O dossiê destaca que, ainda que na época não existisse direito formalmente constituído como na Constituição de 1988, a carta tem natureza jurídica, uma vez que adota caráter de petição. Esperança demonstra conhecer a função das autoridades, do poder exercido pelo governador na época e dos seus poucos direitos. Sua carta se atém apenas a violações às quais foi submetida que desrespeitavam leis como o Decreto 1.695 de setembro de 1869, que proibia a venda de escravos debaixo de pregão, separar o marido da mulher, o filho do pai da mãe, salvo quando maiores de 15 anos. Outro aspecto jurídico da carta de Esperança é a natureza coletiva das reivindicações.
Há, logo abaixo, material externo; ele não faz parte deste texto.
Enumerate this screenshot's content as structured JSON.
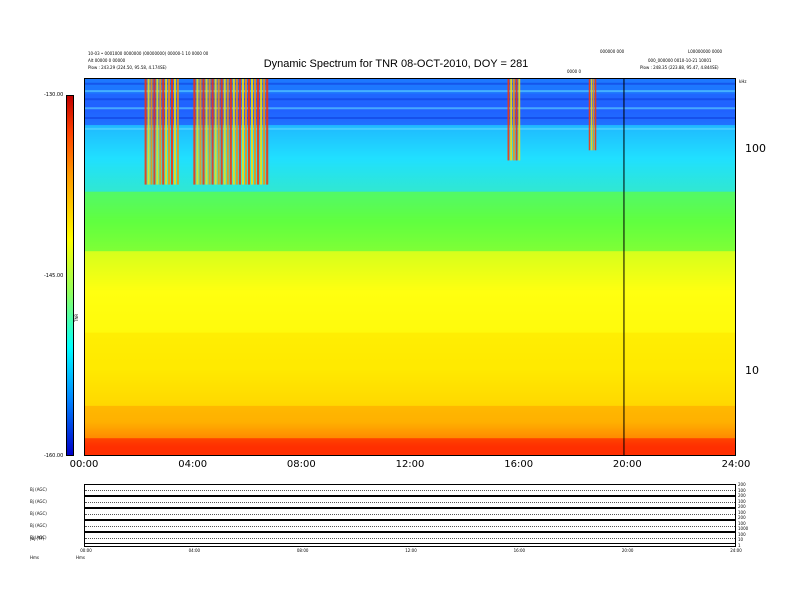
{
  "header": {
    "title": "Dynamic Spectrum for TNR 08-OCT-2010, DOY = 281",
    "left_line1": "10-03 • 0001000 0000000 (00000000) 00000-1 10 0000 00",
    "left_line2": "Alt 00000 0 00000",
    "left_line3": "Plow : 243.29 (224.50, 95.58, 4.174SE)",
    "center_small": "0000 0",
    "right_line0": "000000 000",
    "right_line0b": "L00000000 0000",
    "right_line1": "000_000000 0010-10-21 10001",
    "right_line2": "Plow : 248.35 (223.88, 95.47, 4.844SE)"
  },
  "colorbar": {
    "label": "TNR",
    "ticks": [
      {
        "label": "-130.00",
        "frac": 0.0
      },
      {
        "label": "-145.00",
        "frac": 0.5
      },
      {
        "label": "-160.00",
        "frac": 1.0
      }
    ]
  },
  "chart_data": {
    "type": "heatmap",
    "title": "Dynamic Spectrum for TNR 08-OCT-2010, DOY = 281",
    "x": {
      "label": "",
      "range": [
        "00:00",
        "24:00"
      ],
      "ticks": [
        "00:00",
        "04:00",
        "08:00",
        "12:00",
        "16:00",
        "20:00",
        "24:00"
      ]
    },
    "y": {
      "label": "kHz",
      "scale": "log",
      "range": [
        4.2,
        210
      ],
      "ticks": [
        10,
        100
      ]
    },
    "colorbar_range": [
      -160,
      -130
    ],
    "colormap": [
      "#0000c8",
      "#0080ff",
      "#00ffff",
      "#90ff60",
      "#ffff00",
      "#ff9900",
      "#ff4000",
      "#c00000"
    ],
    "bands": [
      {
        "f_low": 180,
        "f_high": 210,
        "level": "#1e78ff"
      },
      {
        "f_low": 130,
        "f_high": 180,
        "level": "#2060ff"
      },
      {
        "f_low": 65,
        "f_high": 130,
        "level": "#20e0ff"
      },
      {
        "f_low": 35,
        "f_high": 65,
        "level": "#60ff40"
      },
      {
        "f_low": 15,
        "f_high": 35,
        "level": "#ffff10"
      },
      {
        "f_low": 7,
        "f_high": 15,
        "level": "#ffea00"
      },
      {
        "f_low": 5,
        "f_high": 7,
        "level": "#ffb000"
      },
      {
        "f_low": 4.2,
        "f_high": 5,
        "level": "#ff3000"
      }
    ],
    "bursts": [
      {
        "t_start": 2.2,
        "t_end": 3.5,
        "f_low": 70,
        "f_high": 210
      },
      {
        "t_start": 4.0,
        "t_end": 6.8,
        "f_low": 70,
        "f_high": 210
      },
      {
        "t_start": 15.6,
        "t_end": 16.1,
        "f_low": 90,
        "f_high": 210
      },
      {
        "t_start": 18.6,
        "t_end": 18.9,
        "f_low": 100,
        "f_high": 210
      }
    ],
    "markers": [
      {
        "t": 19.9
      }
    ]
  },
  "bottom": {
    "panel_labels": [
      "Bj (AGC)",
      "Bj (AGC)",
      "Bj (AGC)",
      "Bj (AGC)",
      "Ej (AGC)",
      "|Bj (TF)"
    ],
    "axis_label": "Hms",
    "axis_label2": "Hms",
    "times": [
      "00:00",
      "04:00",
      "08:00",
      "12:00",
      "16:00",
      "20:00",
      "24:00"
    ],
    "right_labels": [
      "200",
      "100",
      "200",
      "100",
      "200",
      "100",
      "200",
      "100",
      "1000",
      "100",
      "10",
      "1"
    ]
  }
}
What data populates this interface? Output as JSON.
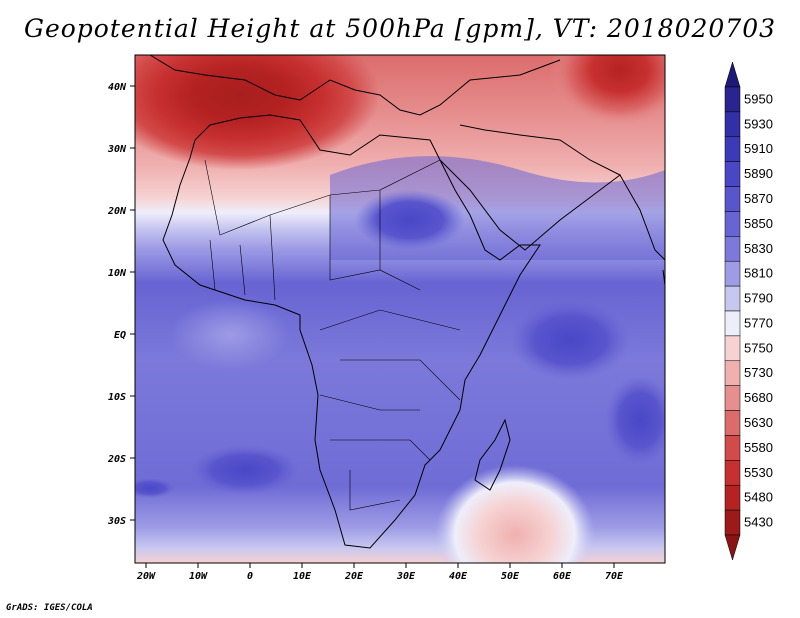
{
  "title": "Geopotential Height at 500hPa [gpm], VT: 2018020703",
  "footer": "GrADS: IGES/COLA",
  "lat_labels": [
    "40N",
    "30N",
    "20N",
    "10N",
    "EQ",
    "10S",
    "20S",
    "30S"
  ],
  "lon_labels": [
    "20W",
    "10W",
    "0",
    "10E",
    "20E",
    "30E",
    "40E",
    "50E",
    "60E",
    "70E"
  ],
  "colorbar": {
    "levels": [
      "5950",
      "5930",
      "5910",
      "5890",
      "5870",
      "5850",
      "5830",
      "5810",
      "5790",
      "5770",
      "5750",
      "5730",
      "5680",
      "5630",
      "5580",
      "5530",
      "5480",
      "5430"
    ],
    "colors": [
      "#29248f",
      "#332fa6",
      "#3d3ab8",
      "#4a47c6",
      "#5855cd",
      "#6764d3",
      "#7c79da",
      "#9e9ce5",
      "#c8c7f0",
      "#eeeefb",
      "#f6d2d2",
      "#f0b0b0",
      "#e68f8f",
      "#dc6c6c",
      "#d24a4a",
      "#c73030",
      "#b42222",
      "#9c1a1a"
    ],
    "top_arrow_color": "#1e1878",
    "bottom_arrow_color": "#8a1414"
  },
  "map_colors": {
    "ocean_base": "#7d7bdb",
    "deep_high": "#4b49c7",
    "low_center": "#a81e1e",
    "coast": "#000000"
  }
}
Possivelmente, Esperança Garcia aprendeu a ler e escrever português com padres jesuítas. Após a expulsão da congregação do Brasil, pelo marquês de Pombal, e a passagem da fazenda para outros senhores de escravos, ela foi transferida para terras do capitão Antônio Vieira de Couto. Longe do marido e dos filhos maiores, usou a escrita como forma de luta para reivindicar uma vida com dignidade. A carta foi encontrada em 1979 no arquivo público do Piauí, pelo pesquisador e historiador Luiz Mott.